We are more likely now to need substitutes to manage matches, not chase them. This is the reason why one of Gordon or Eze should have been sacrificed to retain Grealish. And it is also why Dier, now starring for Bayern Munich, should have been picked (certainly after Harry Maguire was withdrawn). Experience is almost everything in these circumstances, and Dier is clearly more likely to be able to join a game after an hour’s play and acclimatise quickly, in defence or midfield, compared to someone who has never played in the Champions League, let alone an international tournament.

Better never than late?

This is not to suggest that the substitutions against Serbia failed. But what options has Southgate given himself to more radically change the team’s shape when required? He is clearly not going to trust players with one or two caps in friendlies in these circumstances: Gallagher and Bowen are going to be the go-to replacements in every match.

Southgate has filled his squad out with players who are barely going to get a kick.

This might have been understandable if the starting eleven had been settled for the last eighteen months. But this has not been the case.

The Serbia match was the first time this team had played together. This would still be true even if the first-choice central defender and left-back had been fit. This is all the more unusual when key players are being asked to play in roles they do not routinely play domestically.

Starting on the left does not mean Foden will not move inwards. He knows when to risk it.
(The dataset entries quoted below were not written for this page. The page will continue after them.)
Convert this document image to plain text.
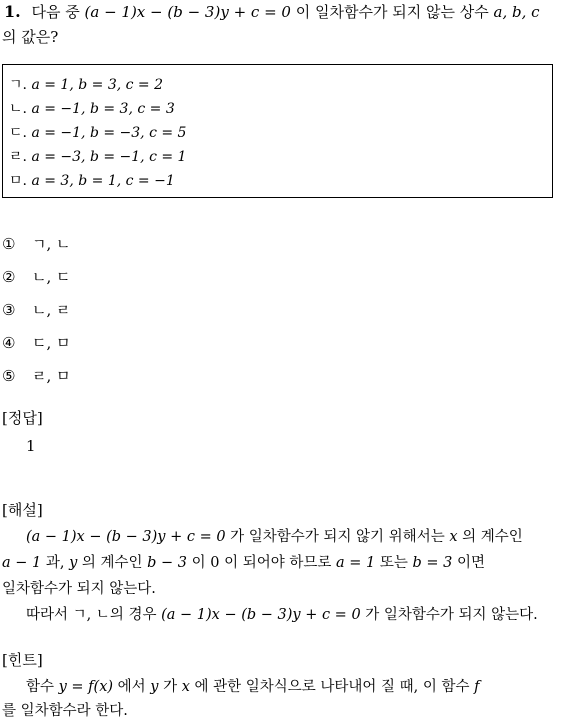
1. 다음 중 (a − 1)x − (b − 3)y + c = 0 이 일차함수가 되지 않는 상수 a, b, c
의 값은?
ㄱ. a = 1, b = 3, c = 2
ㄴ. a = −1, b = 3, c = 3
ㄷ. a = −1, b = −3, c = 5
ㄹ. a = −3, b = −1, c = 1
ㅁ. a = 3, b = 1, c = −1
① ㄱ, ㄴ
② ㄴ, ㄷ
③ ㄴ, ㄹ
④ ㄷ, ㅁ
⑤ ㄹ, ㅁ
[정답]
1
[해설]
(a − 1)x − (b − 3)y + c = 0 가 일차함수가 되지 않기 위해서는 x 의 계수인
a − 1 과, y 의 계수인 b − 3 이 0 이 되어야 하므로 a = 1 또는 b = 3 이면
일차함수가 되지 않는다.
따라서 ㄱ, ㄴ의 경우 (a − 1)x − (b − 3)y + c = 0 가 일차함수가 되지 않는다.
[힌트]
함수 y = f(x) 에서 y 가 x 에 관한 일차식으로 나타내어 질 때, 이 함수 f
를 일차함수라 한다.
But less experienced players — and, yes, this includes Bellingham — do not know everything that Phil Foden knows.

Absurdly, Foden has rarely played on the left for England, and has played there less than ever recently. The question is not whether he can play there — he undoubtedly can — but whether his team-mates can make the most of him playing there. This should have been prioritised over Southgate trying to figure out who was going to warm the bench. Foden was below his best on the ball, but his positioning off the ball was excellent against Serbia.

Alexander-Arnold has had a little more time in central midfield, but still not nearly enough, given the significant differences in gameplan between Jurgen Klopp’s Liverpool and Southgate’s England. While England played their best front six against Serbia; they should have been playing together, in this formation, for a while.
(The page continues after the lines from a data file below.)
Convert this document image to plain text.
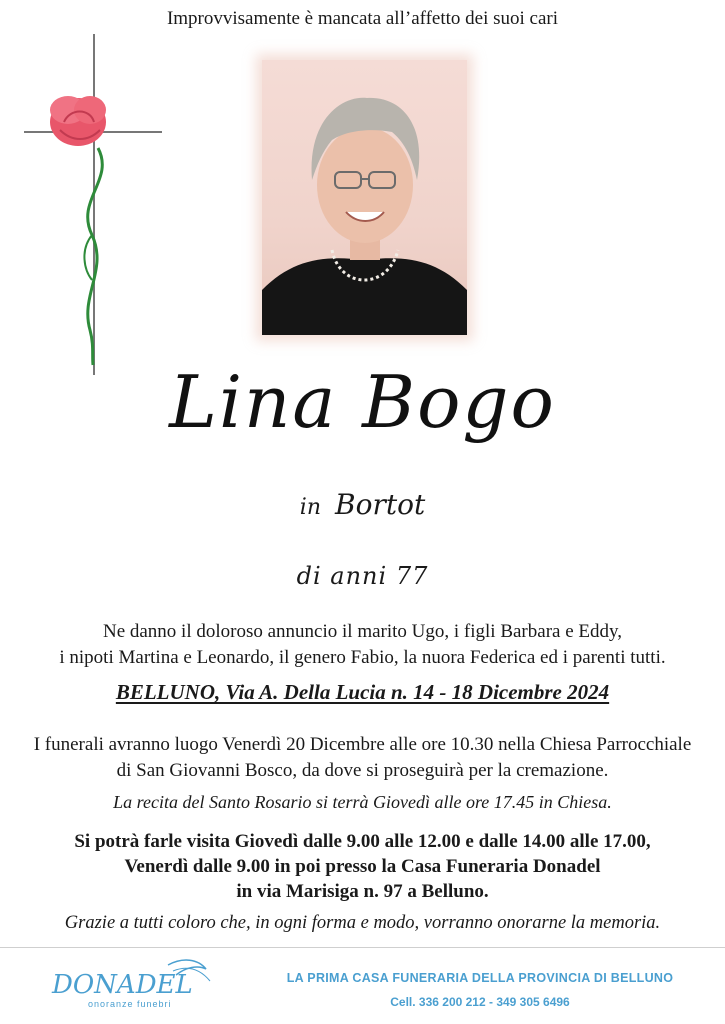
Improvvisamente è mancata all’affetto dei suoi cari
Lina Bogo
in Bortot
di anni 77
Ne danno il doloroso annuncio il marito Ugo, i figli Barbara e Eddy,
i nipoti Martina e Leonardo, il genero Fabio, la nuora Federica ed i parenti tutti.
BELLUNO, Via A. Della Lucia n. 14 - 18 Dicembre 2024
I funerali avranno luogo Venerdì 20 Dicembre alle ore 10.30 nella Chiesa Parrocchiale
di San Giovanni Bosco, da dove si proseguirà per la cremazione.
La recita del Santo Rosario si terrà Giovedì alle ore 17.45 in Chiesa.
Si potrà farle visita Giovedì dalle 9.00 alle 12.00 e dalle 14.00 alle 17.00,
Venerdì dalle 9.00 in poi presso la Casa Funeraria Donadel
in via Marisiga n. 97 a Belluno.
Grazie a tutti coloro che, in ogni forma e modo, vorranno onorarne la memoria.
DONADEL
onoranze funebri
LA PRIMA CASA FUNERARIA DELLA PROVINCIA DI BELLUNO
Cell. 336 200 212 - 349 305 6496
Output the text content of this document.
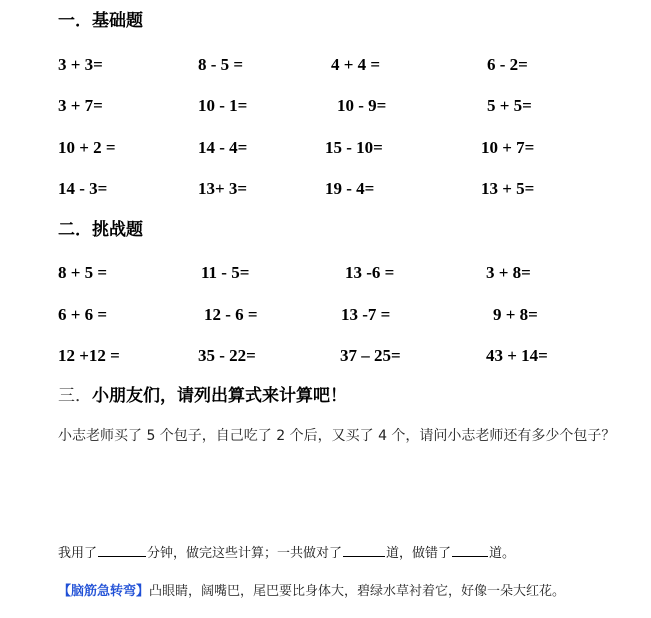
一．基础题
3 + 3=	8 - 5 =	4 + 4 =	6 - 2=
3 + 7=	10 - 1=	10 - 9=	5 + 5=
10 + 2 =	14 - 4=	15 - 10=	10 + 7=
14 - 3=	13+ 3=	19 - 4=	13 + 5=
二．挑战题
8 + 5 =	11 - 5=	13 -6 =	3 + 8=
6 + 6 =	12 - 6 =	13 -7 =	9 + 8=
12 +12 =	35 - 22=	37 – 25=	43 + 14=
三．小朋友们，请列出算式来计算吧！
小志老师买了 5 个包子，自己吃了 2 个后，又买了 4 个，请问小志老师还有多少个包子？
我用了	分钟，做完这些计算；一共做对了	道，做错了	道。
【脑筋急转弯】凸眼睛，阔嘴巴，尾巴要比身体大，碧绿水草衬着它，好像一朵大红花。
It was perhaps Declan Rice who was most affected. For all the flashier players in this side, there is a case now for seeing Rice as second only to Kane as England’s key player. Yet the partnership with Alexander-Arnold is still worth less than the considerable sum of its parts, because they have not adapted their game to each other.

It was primarily Rice’s wayward positioning that prevented England from pushing Serbia back in the second half, and he was eventually forced into a safety-first posture in front of the defence that does not suit the team that Southgate has belatedly picked.

While Southgate has got the big calls right, it may be that he has made them too late for England to really flourish at Euro 2024. This would ordinarily mean greater flexibility in shape and personnel is required, for the moments when it isn’t quite working, but an odd squad selection and Southgate’s lack of tactical nous could prove to be significant downsides.

It may turn out that, deprived of the time needed to become a different type of football team, Southgate’s instinctively cautious approach would have been a better strategy.

Image credit: William Brawley (CC BY 2.0)

All this said, the Serbia match was deservedly won. England defended their lead well. Bellingham’s early goal was fortunate, but England should have scored at least one more in the second half, either Kane’s effort from the Bowen cross, or the moment Foden was entirely free on the eighteen yard line only to be ignored by a showboating Bellingham.

Having now played and won a competitive match, this team will learn quickly how to play together more effectively. The performances will undoubtedly improve. Of course, strategic advantage does not itself guarantee results: England will have to get the details right too.